VIII - O procedimento do Ministerio Publico não se traduz em qualquer excesso relativamente as funções que o texto constitucional comete aquela magistratura porquanto, ao requerer a intervenção do juiz singular para julgar infracções que deviam em principio ser julgadas pelo tribunal colectivo, esta o Ministerio Publico verdadeiramente a exercer a acção penal e a exerce-la justamente manifestando o desejo da communitas civium que ele representa - e agindo de acordo com os criterios fixados na lei - de que ao reu não se aplique pena de prisão superior a tres anos.

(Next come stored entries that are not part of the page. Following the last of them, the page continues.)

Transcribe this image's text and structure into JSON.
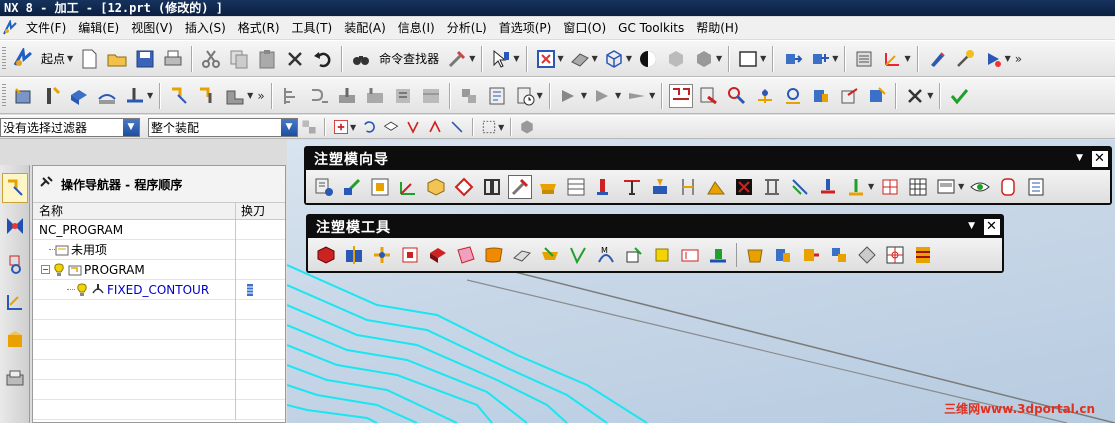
{
  "window": {
    "title": "NX 8 - 加工 - [12.prt (修改的) ]"
  },
  "menu": [
    "文件(F)",
    "编辑(E)",
    "视图(V)",
    "插入(S)",
    "格式(R)",
    "工具(T)",
    "装配(A)",
    "信息(I)",
    "分析(L)",
    "首选项(P)",
    "窗口(O)",
    "GC Toolkits",
    "帮助(H)"
  ],
  "toolbar1": {
    "start_label": "起点",
    "command_finder_label": "命令查找器"
  },
  "filters": {
    "selection_filter": "没有选择过滤器",
    "assembly_scope": "整个装配"
  },
  "navigator": {
    "title": "操作导航器 - 程序顺序",
    "col_name": "名称",
    "col_tool": "换刀",
    "root": "NC_PROGRAM",
    "unused": "未用项",
    "program": "PROGRAM",
    "operation": "FIXED_CONTOUR"
  },
  "palettes": {
    "mold_wizard": "注塑模向导",
    "mold_tools": "注塑模工具"
  },
  "watermark": "三维网www.3dportal.cn",
  "colors": {
    "toolpath": "#19e6f0",
    "title_bar": "#0b1f40",
    "accent_blue": "#1c4fa3"
  }
}
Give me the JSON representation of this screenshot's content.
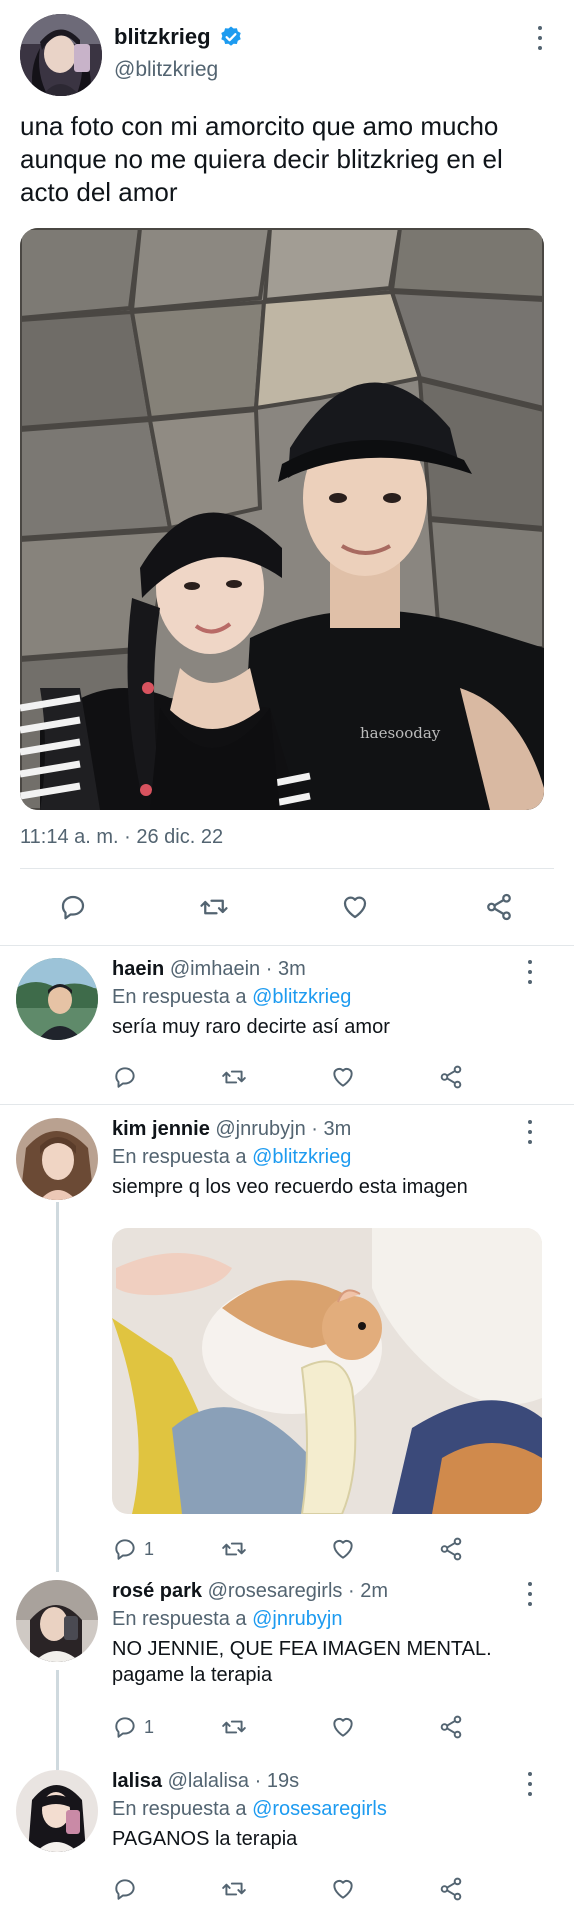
{
  "main_tweet": {
    "display_name": "blitzkrieg",
    "handle": "@blitzkrieg",
    "text": "una foto con mi amorcito que amo mucho aunque no me quiera decir blitzkrieg en el acto del amor",
    "time": "11:14 a. m.",
    "meta_separator": "·",
    "date": "26 dic. 22",
    "photo_watermark": "haesooday"
  },
  "replies": [
    {
      "display_name": "haein",
      "handle": "@imhaein",
      "dot": "·",
      "time": "3m",
      "replying_prefix": "En respuesta a",
      "replying_to": "@blitzkrieg",
      "text": "sería muy raro decirte así amor",
      "reply_count": ""
    },
    {
      "display_name": "kim jennie",
      "handle": "@jnrubyjn",
      "dot": "·",
      "time": "3m",
      "replying_prefix": "En respuesta a",
      "replying_to": "@blitzkrieg",
      "text": "siempre q los veo recuerdo esta imagen",
      "reply_count": "1"
    },
    {
      "display_name": "rosé park",
      "handle": "@rosesaregirls",
      "dot": "·",
      "time": "2m",
      "replying_prefix": "En respuesta a",
      "replying_to": "@jnrubyjn",
      "text": "NO JENNIE, QUE FEA IMAGEN MENTAL. pagame la terapia",
      "reply_count": "1"
    },
    {
      "display_name": "lalisa",
      "handle": "@lalalisa",
      "dot": "·",
      "time": "19s",
      "replying_prefix": "En respuesta a",
      "replying_to": "@rosesaregirls",
      "text": "PAGANOS la terapia",
      "reply_count": ""
    }
  ],
  "icons": {
    "reply": "reply-icon",
    "retweet": "retweet-icon",
    "like": "heart-icon",
    "share": "share-icon",
    "more": "more-icon",
    "verified": "verified-icon"
  },
  "colors": {
    "text": "#0f1419",
    "secondary": "#536471",
    "accent": "#1d9bf0",
    "divider": "#e3e7ea",
    "thread_line": "#cfd9de"
  }
}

IX - Não ha, por ultimo, qualquer violação do principio da igualdade pois a disposição legal questionada não consente que o Ministerio Publico, perante situações similares, opte livremente pelo recurso ao tribunal singular ou ao tribunal colectivo, segundo criterios de ocasião, discricionarios e alheios a impor que o Ministerio Publico requeira a intervenção do tribunal singular quando se afigurar "objectivamente" ajustado ao caso segundo os criterios "objectivos" pre-determinados na lei, uma pena de prisão ou uma medida de segurança de internamento de duração não superior a tres anos.